Old people hold the door for the next person. They trust strangers and are respectful to women. If you bump into an old person on the sidewalk, they’ll be the ones who apologize.
They are annoyed by disrespectful behavior and bad manners. They are repulsed by all the numerous forms of verbal vulgarities and the public vulgarity routinely displayed on TV, in movies and on social media that are inexcusably disrespectful to our women and children. They are revolted by alarming levels of selfishness, deceit and lies that routinely go unchallenged.
Old people are uncomfortable with disrespectable displays toward our flag and national anthem. Yet they know this activism is protected and encouraged under our constitution. They know it was this rebelliousness that led to the formation of our nation, propelled the labor movement, led to the Civil Rights Act of 1964, ended the Vietnam War, stripped away Watergate lies and gave us equal treatment and protection for gays. They know that taking a knee during the anthem is our only hope for ending our sixteen-year wars in the Middle East, halting the spread of a rapidly advancing police state, achieving advances in health care and ending the callous indifference toward the middle class, the poor and underprivileged.
Old people are outraged by the acceptance of the blatant national hypocrisy surrounding our young military men and women. For all our lip service, no efforts demanding an end to our wars, demanding our troops be brought home, or demanding an end to our wasteful spending and loss of life is not being demanded.
Old people remember World War II, Pearl Harbor, Guadalcanal, Normandy, and Hitler... They remember the Atomic Age, the Korean War, The Cold War, the Jet Age, the Berlin airlift, and the Marshall Plan, The Cuban Missile Crisis.

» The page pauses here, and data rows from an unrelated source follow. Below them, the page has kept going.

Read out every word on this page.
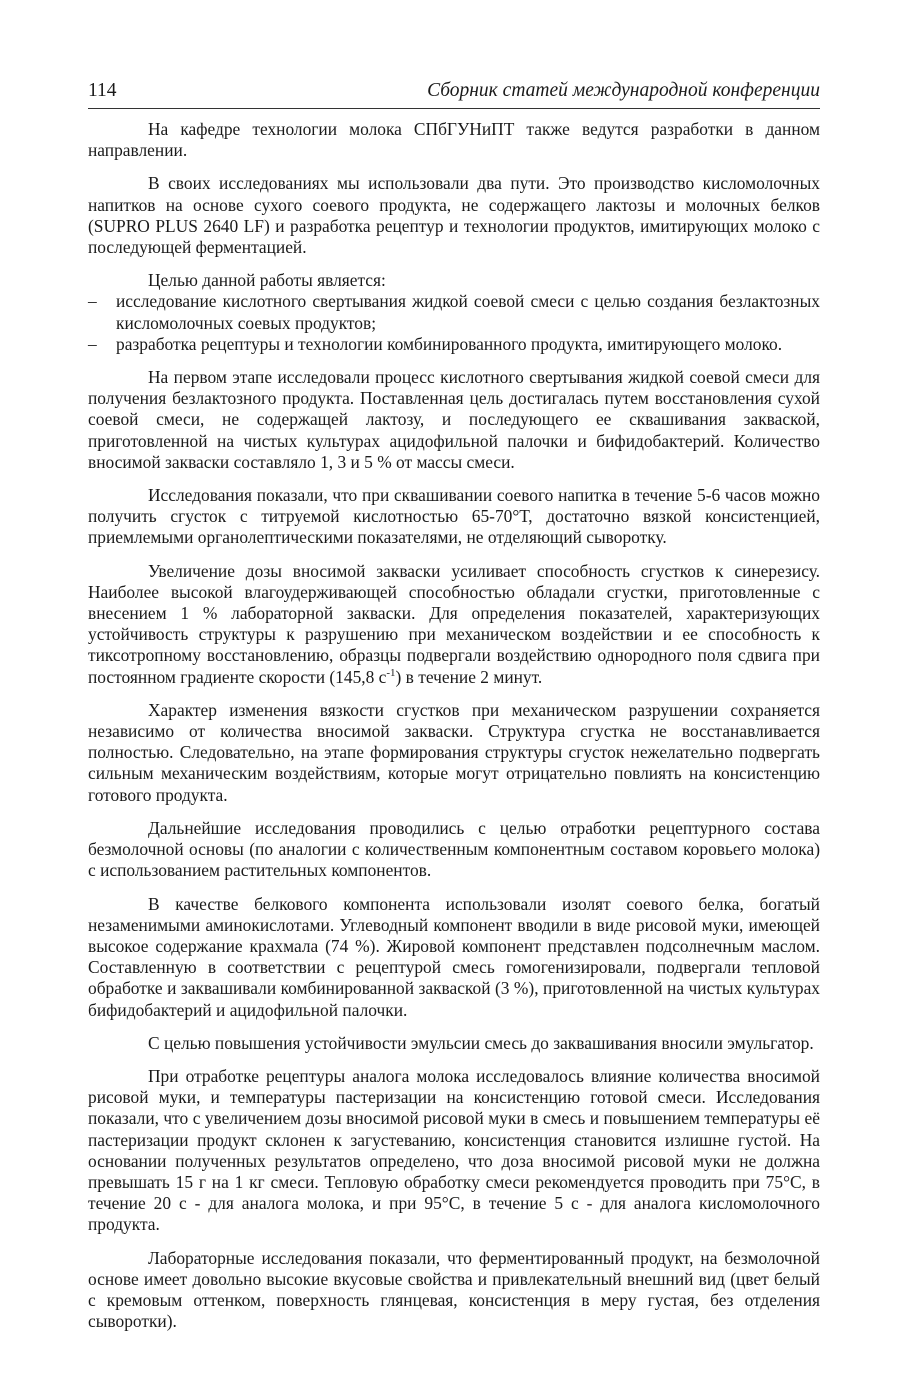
114	Сборник статей международной конференции

На кафедре технологии молока СПбГУНиПТ также ведутся разработки в данном направлении.

В своих исследованиях мы использовали два пути. Это производство кисломолочных напитков на основе сухого соевого продукта, не содержащего лактозы и молочных белков (SUPRO PLUS 2640 LF) и разработка рецептур и технологии продуктов, имитирующих молоко с последующей ферментацией.

Целью данной работы является:

– исследование кислотного свертывания жидкой соевой смеси с целью создания безлактозных кисломолочных соевых продуктов;
– разработка рецептуры и технологии комбинированного продукта, имитирующего молоко.

На первом этапе исследовали процесс кислотного свертывания жидкой соевой смеси для получения безлактозного продукта. Поставленная цель достигалась путем восстановления сухой соевой смеси, не содержащей лактозу, и последующего ее сквашивания закваской, приготовленной на чистых культурах ацидофильной палочки и бифидобактерий. Количество вносимой закваски составляло 1, 3 и 5 % от массы смеси.

Исследования показали, что при сквашивании соевого напитка в течение 5-6 часов можно получить сгусток с титруемой кислотностью 65-70°Т, достаточно вязкой консистенцией, приемлемыми органолептическими показателями, не отделяющий сыворотку.

Увеличение дозы вносимой закваски усиливает способность сгустков к синерезису. Наиболее высокой влагоудерживающей способностью обладали сгустки, приготовленные с внесением 1 % лабораторной закваски. Для определения показателей, характеризующих устойчивость структуры к разрушению при механическом воздействии и ее способность к тиксотропному восстановлению, образцы подвергали воздействию однородного поля сдвига при постоянном градиенте скорости (145,8 $с^{-1}$) в течение 2 минут.

Характер изменения вязкости сгустков при механическом разрушении сохраняется независимо от количества вносимой закваски. Структура сгустка не восстанавливается полностью. Следовательно, на этапе формирования структуры сгусток нежелательно подвергать сильным механическим воздействиям, которые могут отрицательно повлиять на консистенцию готового продукта.

Дальнейшие исследования проводились с целью отработки рецептурного состава безмолочной основы (по аналогии с количественным компонентным составом коровьего молока) с использованием растительных компонентов.

В качестве белкового компонента использовали изолят соевого белка, богатый незаменимыми аминокислотами. Углеводный компонент вводили в виде рисовой муки, имеющей высокое содержание крахмала (74 %). Жировой компонент представлен подсолнечным маслом. Составленную в соответствии с рецептурой смесь гомогенизировали, подвергали тепловой обработке и заквашивали комбинированной закваской (3 %), приготовленной на чистых культурах бифидобактерий и ацидофильной палочки.

С целью повышения устойчивости эмульсии смесь до заквашивания вносили эмульгатор.

При отработке рецептуры аналога молока исследовалось влияние количества вносимой рисовой муки, и температуры пастеризации на консистенцию готовой смеси. Исследования показали, что с увеличением дозы вносимой рисовой муки в смесь и повышением температуры её пастеризации продукт склонен к загустеванию, консистенция становится излишне густой. На основании полученных результатов определено, что доза вносимой рисовой муки не должна превышать 15 г на 1 кг смеси. Тепловую обработку смеси рекомендуется проводить при 75°С, в течение 20 с - для аналога молока, и при 95°С, в течение 5 с - для аналога кисломолочного продукта.

Лабораторные исследования показали, что ферментированный продукт, на безмолочной основе имеет довольно высокие вкусовые свойства и привлекательный внешний вид (цвет белый с кремовым оттенком, поверхность глянцевая, консистенция в меру густая, без отделения сыворотки).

Old people remember exactly where they were the day President Kennedy was assassinated and, on those days, when Martin Luther King Jr. and Bobby Kennedy where shot to death.
They remember exactly where they were on “Nine- Eleven,” when the first American walked on the moon, when the US hockey team won the 1980 Olympic Gold Medal, when President Richard Nixon resigned from office, the day the Vietnam war ended and the day they discovered they would forever be in love.
They more than likely will tell you that the very best days of their lives were the days their children and grandchildren were born.
Their life is simple and their cares are few. While their days may be short, they have never been more peaceful than now, knowing that they have achieved the joy and contentment of being loved by those they love most in life.